Lauer buys and sells antiques from Asia for Mandalay Road Trading Company, a business started by Lauer and his parents in Bainbridge Island, Wash. He has collected Chinese artifacts from approximately 4 B.C. to the 19th century. Some of his Vietnamese pieces date back more than 1,000 years.

While Mandalay Road’s success has a lot to do with the Lauer family’s foreign connections (Lauer’s father was in the military and collected antiques abroad), he says he has a very good sense of what he wants. When trying to make a buy, Lauer calls it an “inter-cultural tap-dance … You can easily get taken in if you don’t know what you are looking for or you are too polite,” he says.

When he goes abroad, Lauer’s favorite place to explore is Beijing’s “dirt market.” It was there he found a Mandarin Square featuring a five-clawed dragon from the 19th century. A Mandarin Square is a large embroidered badge sewn onto the surcoat of an imperial Chinese official indicating his rank, and the five-clawed dragon is an image exclusively used by the imperial family.

The young collector speaks a spattering of French and a moderate amount of Chinese. But, he finds it an advantage to be an American. “[Merchants] assume I’m a tourist and that I don’t know what I’m looking at,” he says.

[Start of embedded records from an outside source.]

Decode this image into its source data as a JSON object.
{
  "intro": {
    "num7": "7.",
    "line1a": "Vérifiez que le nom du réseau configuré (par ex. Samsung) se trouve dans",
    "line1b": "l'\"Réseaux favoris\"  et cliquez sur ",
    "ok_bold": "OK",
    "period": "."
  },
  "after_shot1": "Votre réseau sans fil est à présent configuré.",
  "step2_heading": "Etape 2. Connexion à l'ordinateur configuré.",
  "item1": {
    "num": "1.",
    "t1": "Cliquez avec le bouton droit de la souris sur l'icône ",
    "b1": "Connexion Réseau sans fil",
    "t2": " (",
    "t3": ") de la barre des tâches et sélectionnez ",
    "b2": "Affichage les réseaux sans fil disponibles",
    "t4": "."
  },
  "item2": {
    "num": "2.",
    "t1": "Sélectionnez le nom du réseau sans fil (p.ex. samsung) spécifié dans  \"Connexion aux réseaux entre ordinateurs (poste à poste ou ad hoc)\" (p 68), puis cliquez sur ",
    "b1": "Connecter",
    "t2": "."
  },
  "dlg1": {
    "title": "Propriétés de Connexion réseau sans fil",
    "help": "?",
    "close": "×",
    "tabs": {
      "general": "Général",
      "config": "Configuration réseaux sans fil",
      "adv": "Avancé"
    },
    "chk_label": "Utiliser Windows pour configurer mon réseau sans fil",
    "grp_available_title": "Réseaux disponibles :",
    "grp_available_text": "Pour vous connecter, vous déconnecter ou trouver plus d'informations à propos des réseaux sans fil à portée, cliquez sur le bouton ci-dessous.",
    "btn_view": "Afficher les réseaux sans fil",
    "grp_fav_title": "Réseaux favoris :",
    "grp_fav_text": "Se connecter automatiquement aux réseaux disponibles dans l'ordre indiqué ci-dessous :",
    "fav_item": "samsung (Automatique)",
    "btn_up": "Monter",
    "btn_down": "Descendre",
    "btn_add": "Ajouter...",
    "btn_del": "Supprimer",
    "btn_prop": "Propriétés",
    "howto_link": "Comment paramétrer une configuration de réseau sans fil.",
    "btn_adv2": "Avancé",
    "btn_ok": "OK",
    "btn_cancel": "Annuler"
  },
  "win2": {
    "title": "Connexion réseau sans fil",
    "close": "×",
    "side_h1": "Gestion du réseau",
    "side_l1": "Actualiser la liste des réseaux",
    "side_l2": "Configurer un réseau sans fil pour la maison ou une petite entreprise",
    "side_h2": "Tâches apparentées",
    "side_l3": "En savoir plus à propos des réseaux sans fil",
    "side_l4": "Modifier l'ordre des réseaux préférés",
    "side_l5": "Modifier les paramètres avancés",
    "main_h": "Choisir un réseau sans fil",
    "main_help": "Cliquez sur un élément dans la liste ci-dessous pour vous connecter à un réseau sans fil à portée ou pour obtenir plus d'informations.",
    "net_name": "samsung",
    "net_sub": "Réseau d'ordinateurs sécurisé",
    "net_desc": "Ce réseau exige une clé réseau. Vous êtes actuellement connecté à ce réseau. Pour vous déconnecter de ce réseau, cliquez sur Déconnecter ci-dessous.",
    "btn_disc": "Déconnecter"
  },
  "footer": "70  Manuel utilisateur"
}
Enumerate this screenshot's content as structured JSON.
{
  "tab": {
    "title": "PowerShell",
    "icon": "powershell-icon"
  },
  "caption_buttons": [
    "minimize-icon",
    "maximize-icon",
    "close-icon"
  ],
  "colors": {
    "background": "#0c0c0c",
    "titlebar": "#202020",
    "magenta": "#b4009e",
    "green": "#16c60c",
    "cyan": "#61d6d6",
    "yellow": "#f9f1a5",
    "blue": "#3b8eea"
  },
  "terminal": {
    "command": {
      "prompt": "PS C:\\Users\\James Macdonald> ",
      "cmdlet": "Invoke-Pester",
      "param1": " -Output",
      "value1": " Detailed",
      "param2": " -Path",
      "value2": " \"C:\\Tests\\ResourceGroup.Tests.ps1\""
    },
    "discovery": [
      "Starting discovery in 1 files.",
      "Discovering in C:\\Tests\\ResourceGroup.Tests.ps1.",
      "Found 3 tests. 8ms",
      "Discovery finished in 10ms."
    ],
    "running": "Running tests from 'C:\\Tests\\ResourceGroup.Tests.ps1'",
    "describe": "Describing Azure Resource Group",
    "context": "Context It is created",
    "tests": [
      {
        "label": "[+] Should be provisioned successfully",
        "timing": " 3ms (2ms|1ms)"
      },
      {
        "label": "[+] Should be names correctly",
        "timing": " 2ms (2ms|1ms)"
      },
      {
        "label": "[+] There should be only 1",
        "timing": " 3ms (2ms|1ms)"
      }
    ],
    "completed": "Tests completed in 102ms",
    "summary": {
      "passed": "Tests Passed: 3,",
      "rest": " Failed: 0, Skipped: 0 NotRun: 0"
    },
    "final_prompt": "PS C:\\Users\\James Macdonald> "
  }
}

One merchant tried to sell him a brush pot, a pot used by artists to clean their paint brushes. The pot was made of chicken wing, a type of wood assessed as the third most valuable in China. However, the man asserted that the wood was zitan, the most valued wood. “I looked at him and laughed,” says Lauer. “About 10 to 15 other people in the market started laughing when I told him what it really was.”

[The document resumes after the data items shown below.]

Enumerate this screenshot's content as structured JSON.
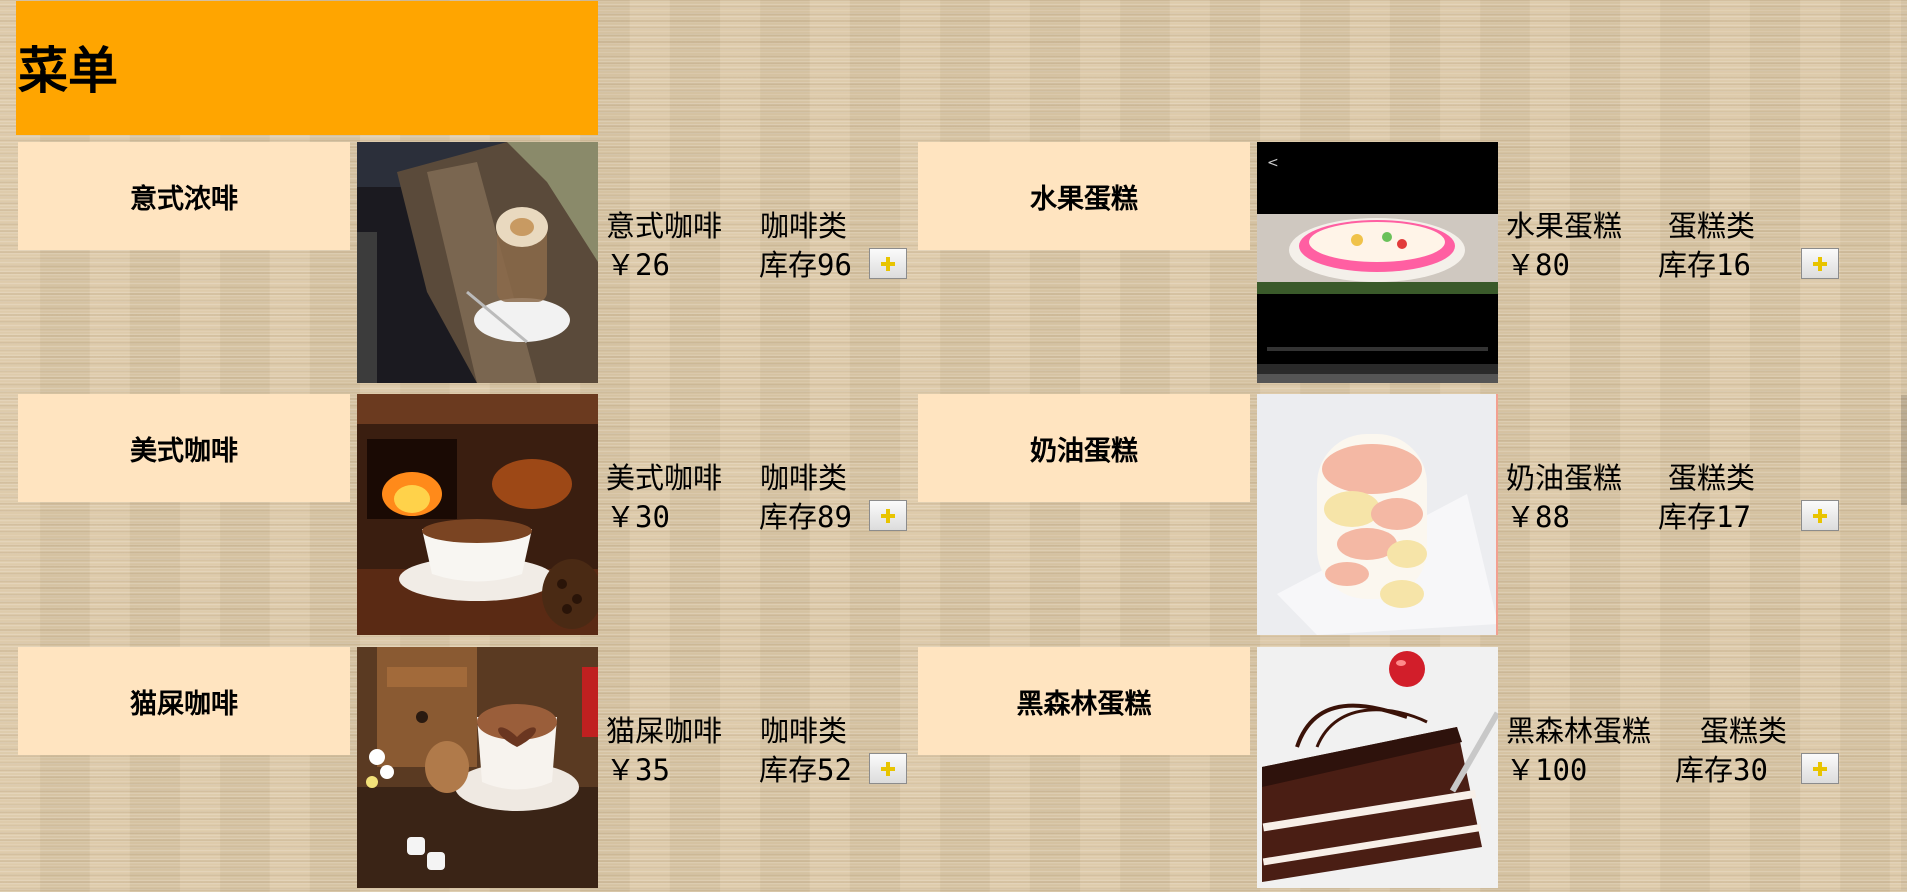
{
  "header": {
    "title": "菜单"
  },
  "items": [
    {
      "name": "意式浓啡",
      "label": "意式咖啡",
      "category": "咖啡类",
      "price": "￥26",
      "stock": "库存96",
      "image": "latte-on-wood-photo"
    },
    {
      "name": "水果蛋糕",
      "label": "水果蛋糕",
      "category": "蛋糕类",
      "price": "￥80",
      "stock": "库存16",
      "image": "fruit-cake-phone-screenshot"
    },
    {
      "name": "美式咖啡",
      "label": "美式咖啡",
      "category": "咖啡类",
      "price": "￥30",
      "stock": "库存89",
      "image": "coffee-cup-fireplace-photo"
    },
    {
      "name": "奶油蛋糕",
      "label": "奶油蛋糕",
      "category": "蛋糕类",
      "price": "￥88",
      "stock": "库存17",
      "image": "cream-cake-photo"
    },
    {
      "name": "猫屎咖啡",
      "label": "猫屎咖啡",
      "category": "咖啡类",
      "price": "￥35",
      "stock": "库存52",
      "image": "heart-latte-grinder-photo"
    },
    {
      "name": "黑森林蛋糕",
      "label": "黑森林蛋糕",
      "category": "蛋糕类",
      "price": "￥100",
      "stock": "库存30",
      "image": "black-forest-cake-photo"
    }
  ],
  "icons": {
    "add": "plus-icon"
  },
  "colors": {
    "header_bg": "#ffa500",
    "label_bg": "#ffe4c0"
  }
}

The embarrassed merchant sold Lauer the then depreciated pot for $15. Later, after the value was more accurately assessed and researched, Lauer sold the brush pot for $400. But it’s not always that simple.

“Anything over $400-$500 has to be proved,” he says. Lauer spent six months researching the marks that lichen roots made on a set of stone panels. “My friend thought they were 13th century but I knew they were 16th century,” he says. “Just because someone says that’s what it is doesn’t mean that is what it is.” Lauer had a hunch that the piece was from the 16th century. It was just a matter of proving it.

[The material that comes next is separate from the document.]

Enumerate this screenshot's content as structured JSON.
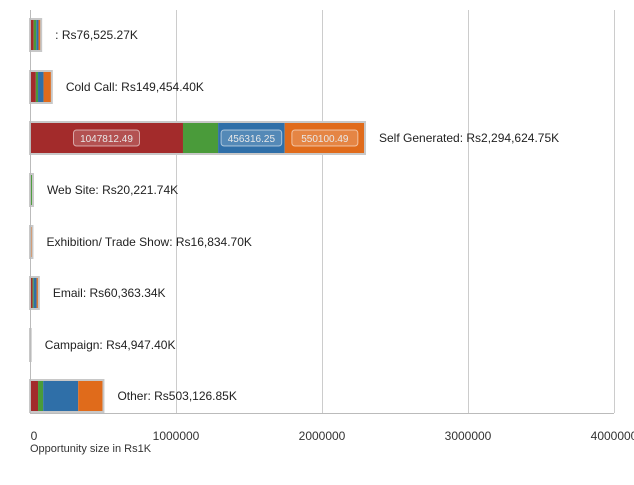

“My history degree trained me for the research,” says Lauer, who transferred to Albright from George Mason University. “Dr. deSyon really mentored me.”

Lauer is still using his Albright ties to help the research process. Because a scientific approach is so important to achieve credibility in his field, he recently contacted Albright biology professor C. Susan Munch to help him research an unidentified substance on the pair of sandstone panels.

While he and Munch were unable to identify the substance, Lauer’s hunch, that the panels were 16th century, was correct. And the lichen root proved it.